His companions stood there helplessly. Gifford glanced quickly at Matthew as if to say, I’ve never seen this side of John Bunyan. Then he said gently, “It’s asking too much—for a man with a family. Let the younger men do the front-line fighting, John.”
“Stop preaching?”
“Just for a while.”
“No! Never. I spoke too quickly against you, Matthew,” he said with a faint smile. “I like what you told the justice! What was it you said?” He searched for it, then said, “ ‘I’ll stay there until moss grows up to my eyes.’ ” He smiled and clapped Winslow on the back with a hearty blow. “That’s what you said—and it’s what I feel.”
“But your family?” Gifford protested. “What about them?”
“God will be the father of the fatherless!” Bunyan exclaimed. He seemed to have shaken off the weight that had fallen on him. Squaring his shoulders, he looked fearlessly back toward Twisten’s house. “God will not forsake us. We are in His hand, and if it will be to His glory to be put in a cell, then by the grace of God that is what I will do!”
“Amen!” Matthew cried. “And we will go to lower Samsell tomorrow just as we planned?”
“Yes! Meet me at five. The people there will gather at the river, and we’ll preach in the dark if we have to!”
“I would not go if I were you, John,” Gifford spoke up. “Twisten is no fool. He’ll have you watched.”
“Well—perhaps that’s so.” He thought of it, then
said, “Scripture says that a wise man looketh well to his going. We will leave after dark, Matthew. That way we can be sure no one is following us. I’m sure no one in the congregation will betray us.”
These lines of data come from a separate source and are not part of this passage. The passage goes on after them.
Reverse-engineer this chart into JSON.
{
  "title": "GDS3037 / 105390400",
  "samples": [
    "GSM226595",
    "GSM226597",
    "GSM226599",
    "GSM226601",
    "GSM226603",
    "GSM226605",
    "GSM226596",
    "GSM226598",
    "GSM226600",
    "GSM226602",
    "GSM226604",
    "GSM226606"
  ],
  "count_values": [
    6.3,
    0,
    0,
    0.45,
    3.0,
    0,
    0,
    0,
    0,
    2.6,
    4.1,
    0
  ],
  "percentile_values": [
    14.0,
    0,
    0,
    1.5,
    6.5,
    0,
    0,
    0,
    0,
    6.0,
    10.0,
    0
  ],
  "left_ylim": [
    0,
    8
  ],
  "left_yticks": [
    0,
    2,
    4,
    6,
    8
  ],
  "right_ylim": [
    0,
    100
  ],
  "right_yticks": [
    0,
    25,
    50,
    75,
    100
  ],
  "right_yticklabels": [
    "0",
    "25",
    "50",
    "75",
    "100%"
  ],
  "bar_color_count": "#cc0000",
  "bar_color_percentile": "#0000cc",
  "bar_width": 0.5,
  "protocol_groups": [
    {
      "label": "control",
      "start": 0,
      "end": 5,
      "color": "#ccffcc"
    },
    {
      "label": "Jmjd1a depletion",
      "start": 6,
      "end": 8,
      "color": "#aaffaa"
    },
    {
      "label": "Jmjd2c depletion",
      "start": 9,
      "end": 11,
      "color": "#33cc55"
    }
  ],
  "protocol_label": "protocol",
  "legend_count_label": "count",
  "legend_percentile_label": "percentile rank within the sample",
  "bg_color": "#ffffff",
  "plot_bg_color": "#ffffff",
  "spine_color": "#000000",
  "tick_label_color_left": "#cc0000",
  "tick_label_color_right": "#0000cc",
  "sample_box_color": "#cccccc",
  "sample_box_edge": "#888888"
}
“I’ll be there!” Matthew exclaimed, afire with excitement. He waved quickly and ran off to tell Lydia.
“He’s a firebrand, isn’t he, John?” Gifford said with a fond glance at the young man.
“He’s that. We could have used him in the Model Army. But this is going to be a different kind of war. If it were a matter of swords and gunpowder, Matthew would be the ideal warrior. That kind of hardship he could take. There’d be plenty of danger and excitement—which is what he’s after. But his zeal is for adventures not for God. And this struggle is going to be different. Can he take persecution of another sort—jail, deportment, malice from high places?”
Gifford shook his head. “That would not be his strength, John. Until he truly comes to a personal faith, he won’t be able to stand under it. We must try to keep him clear of it.”
“We can try, but he’s young—and he’s got a cause. A holy war.” Bunyan turned and said, “All of us are going to bear scars from this, Pastor! I pray young Winslow finds faith enough to support him!” The two men fell into silence and made their separate ways home.
Lydia was caught off guard when Matthew came rushing in, his eyes blazing with excitement. She had been scrubbing the tiny floor of their single room when he burst through the door, crying out, “Lydia! Come here!”
He seated her at the table and began pacing back and forth as he told her of the encounter with Justice Twisten and of the determination he had formed to join in the struggle against the tyranny of the crown. She smiled briefly, amused at the boyish quality of his excitement, but when he repeated Bunyan’s words, she sobered and raised a hand to interrupt him.
“But, Matthew, you really aren’t a preacher—not yet.”
“Oh, I will be soon enough,” he said carelessly. “Sooner or later I’ll be accepted, and until that happens I can go with Bunyan. Oh, we’re going tomorrow to Lower Samsell. I forgot to tell you. And we’ll have to go after dark—to shake off the sheriff’s men.” His eyes glowed at the thought, and he laughed aloud and pulled her to her feet.